Павел Романович оказался профессиональным человеком. Это было заметно по тому, как он держался, — без лишних слов, без эмоций, только по делу. Эмоции были у Галины Ивановны. У него была папка.

Он выложил на стол распечатку. Андрей Семёнович придвинул её к себе, посмотрел — внимательно, не торопясь.

— Здесь предлагается выплата компенсации, — сказал Павел Романович. — В размере трёхсот пятидесяти тысяч рублей. За долю в имуществе.

— Рыночная стоимость квартиры? — спросил Андрей Семёнович.

— По оценке — семь миллионов восемьсот.

— Доля Елены Михайловны, с учётом совместно выплаченной ипотеки и личных средств, внесённых в первоначальный взнос, составляет не менее тридцати восьми процентов. — Андрей Семёнович полистал свои бумаги неторопливо. — Это около двух миллионов девятисот. Предложение о компенсации в триста пятьдесят тысяч мы рассматривать не будем.
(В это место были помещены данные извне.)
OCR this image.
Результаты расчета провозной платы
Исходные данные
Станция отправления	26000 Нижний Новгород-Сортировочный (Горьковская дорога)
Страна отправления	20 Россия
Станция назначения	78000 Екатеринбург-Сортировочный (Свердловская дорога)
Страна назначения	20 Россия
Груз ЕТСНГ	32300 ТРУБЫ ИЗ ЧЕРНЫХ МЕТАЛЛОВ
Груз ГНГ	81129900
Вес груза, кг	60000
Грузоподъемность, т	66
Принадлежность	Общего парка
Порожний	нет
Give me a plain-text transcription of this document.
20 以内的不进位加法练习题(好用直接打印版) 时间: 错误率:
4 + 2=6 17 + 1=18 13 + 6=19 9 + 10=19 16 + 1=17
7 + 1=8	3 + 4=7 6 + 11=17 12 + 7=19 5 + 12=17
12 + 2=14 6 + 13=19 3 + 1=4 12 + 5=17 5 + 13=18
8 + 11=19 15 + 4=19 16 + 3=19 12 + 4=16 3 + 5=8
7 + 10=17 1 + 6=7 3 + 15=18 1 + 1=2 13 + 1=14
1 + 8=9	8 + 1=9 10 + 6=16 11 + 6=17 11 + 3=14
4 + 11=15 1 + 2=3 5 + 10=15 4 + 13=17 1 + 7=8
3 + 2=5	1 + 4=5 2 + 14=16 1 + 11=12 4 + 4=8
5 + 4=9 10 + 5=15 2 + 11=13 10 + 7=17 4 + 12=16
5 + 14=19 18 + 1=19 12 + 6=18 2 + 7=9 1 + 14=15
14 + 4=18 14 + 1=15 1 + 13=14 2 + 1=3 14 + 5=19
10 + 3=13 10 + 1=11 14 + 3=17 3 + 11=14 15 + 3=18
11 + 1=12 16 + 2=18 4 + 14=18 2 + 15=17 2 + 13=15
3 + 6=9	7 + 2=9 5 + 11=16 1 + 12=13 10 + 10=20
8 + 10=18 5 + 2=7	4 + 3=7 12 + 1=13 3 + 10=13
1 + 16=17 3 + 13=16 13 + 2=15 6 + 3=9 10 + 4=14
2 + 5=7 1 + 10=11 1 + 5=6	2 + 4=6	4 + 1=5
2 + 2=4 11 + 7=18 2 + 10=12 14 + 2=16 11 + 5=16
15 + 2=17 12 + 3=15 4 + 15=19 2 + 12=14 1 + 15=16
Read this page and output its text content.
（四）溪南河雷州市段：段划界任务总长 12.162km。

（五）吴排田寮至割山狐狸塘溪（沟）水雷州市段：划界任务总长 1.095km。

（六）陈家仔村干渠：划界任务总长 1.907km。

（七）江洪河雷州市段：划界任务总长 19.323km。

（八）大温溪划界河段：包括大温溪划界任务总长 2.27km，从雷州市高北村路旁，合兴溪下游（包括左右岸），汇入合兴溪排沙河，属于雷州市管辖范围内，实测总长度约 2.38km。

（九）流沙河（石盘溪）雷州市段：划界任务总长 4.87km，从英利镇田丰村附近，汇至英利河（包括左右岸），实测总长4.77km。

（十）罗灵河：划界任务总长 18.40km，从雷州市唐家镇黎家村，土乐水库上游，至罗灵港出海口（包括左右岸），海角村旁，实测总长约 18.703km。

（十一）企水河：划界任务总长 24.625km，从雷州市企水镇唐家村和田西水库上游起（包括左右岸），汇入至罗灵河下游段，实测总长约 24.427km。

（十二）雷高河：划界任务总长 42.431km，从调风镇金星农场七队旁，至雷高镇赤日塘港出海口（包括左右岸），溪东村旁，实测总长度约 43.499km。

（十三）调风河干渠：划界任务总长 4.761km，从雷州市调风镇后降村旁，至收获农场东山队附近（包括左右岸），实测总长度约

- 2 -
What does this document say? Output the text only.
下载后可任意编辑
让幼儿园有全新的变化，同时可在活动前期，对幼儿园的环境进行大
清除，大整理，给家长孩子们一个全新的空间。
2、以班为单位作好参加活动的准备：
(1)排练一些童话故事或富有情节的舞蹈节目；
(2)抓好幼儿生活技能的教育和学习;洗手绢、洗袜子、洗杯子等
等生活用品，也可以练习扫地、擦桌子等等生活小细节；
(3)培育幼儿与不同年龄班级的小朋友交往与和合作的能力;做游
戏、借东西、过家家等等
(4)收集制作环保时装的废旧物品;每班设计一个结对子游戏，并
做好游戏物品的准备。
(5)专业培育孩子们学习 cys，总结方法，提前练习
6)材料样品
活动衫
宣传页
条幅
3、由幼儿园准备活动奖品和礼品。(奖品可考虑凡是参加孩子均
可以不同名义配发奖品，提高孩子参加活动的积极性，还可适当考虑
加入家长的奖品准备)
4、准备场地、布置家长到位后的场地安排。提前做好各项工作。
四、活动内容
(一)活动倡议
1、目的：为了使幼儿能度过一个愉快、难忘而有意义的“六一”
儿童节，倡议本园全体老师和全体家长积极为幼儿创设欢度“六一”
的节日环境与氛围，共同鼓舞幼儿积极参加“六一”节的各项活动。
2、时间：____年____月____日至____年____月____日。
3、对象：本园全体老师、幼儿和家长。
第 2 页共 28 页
Галина Ивановна побледнела.

— Это грабёж, — сказала она тихо.

— Это арифметика, — сказал Андрей Семёнович.

Я смотрела в свою чашку. Чай был уже еле тёплым.

Когда мы с Костей поженились, мне было двадцать шесть. Я думала, что это навсегда. Не потому что была наивной — просто именно так я устроена: если решаю, то всерьёз. Я так работаю, так дружу, так люблю. Костя был другим. Это выяснилось не сразу — сначала казалось, что просто разные темпераменты, разная скорость, разные привычки. Это выяснилось позже, через чужой телефон, который он забыл на кухне, через сообщения, которые я не собиралась читать, но прочитала — потому что он сам оставил экран включённым, и первое слово оттуда прыгнуло мне в глаза раньше, чем я успела отвернуться.

Я не кричала. Не плакала при нём. Спросила только одно:

— Давно?

Он ответил: «Полгода». Сказал это так, как будто это что-то объясняет или хотя бы смягчает. Как будто срок имеет значение.

Я ушла к маме. Вернулась через неделю — за вещами и за разговором. Разговора не получилось. Костя сказал, что ему жаль, но квартиру он оставить не может — мама вложила деньги, и это не просто так. Мама, видимо, была уже предупреждена, потому что на следующий день позвонила и сказала то же самое, только другими словами и с большей уверенностью.

Я тогда промолчала.

Потом позвонила Андрею Семёновичу — его телефон дала подруга Наташа, которая два года назад разводилась сама.

«Он дорогой?» — спросила я.

«Он стоит того», — сказала Наташа.

Она была права.

---

— Павел Романович, — сказал Андрей Семёнович, — предлагаю рассмотреть реалистичный вариант. Елена Михайловна готова отказаться от претензий на саму квартиру при условии выплаты компенсации в размере двух миллионов четырёхсот тысяч рублей. Это ниже расчётной доли. Это компромисс.

Павел Романович посмотрел на Галину Ивановну.

Она смотрела на меня.

— Лена, — сказала она. — Ты серьёзно?

— Серьёзно, — сказала я.

— Это деньги, которых у нас нет.

— Ипотека выплачена полностью? — спросил Андрей Семёнович.

— Да, — ответил Павел Романович, чуть помедлив.

— Значит, квартира свободна от обременений. Продать её можно в любой момент. Или взять кредит под залог. Или найти иное решение. — Андрей Семёнович закрыл папку с тихим щелчком. — Это не наша задача — объяснять, где взять деньги. Наша задача — получить то, что причитается нашей клиентке по закону.

Галина Ивановна встала. Резко, так что чашка чуть не сдвинулась.

— Ты не такой человек была, когда замуж выходила, — сказала она мне.

— Я не изменилась, — сказала я. — Просто раньше вы этого не проверяли.

Она смотрела на меня долго. Прямо, не мигая — так, как смотрят, когда хотят, чтобы другой отвёл взгляд первым.

Я не отвела.

Павел Романович что-то тихо сказал ей — почти неслышно, одно слово. Она кивнула — коротко, почти незаметно. Что-то в ней осело.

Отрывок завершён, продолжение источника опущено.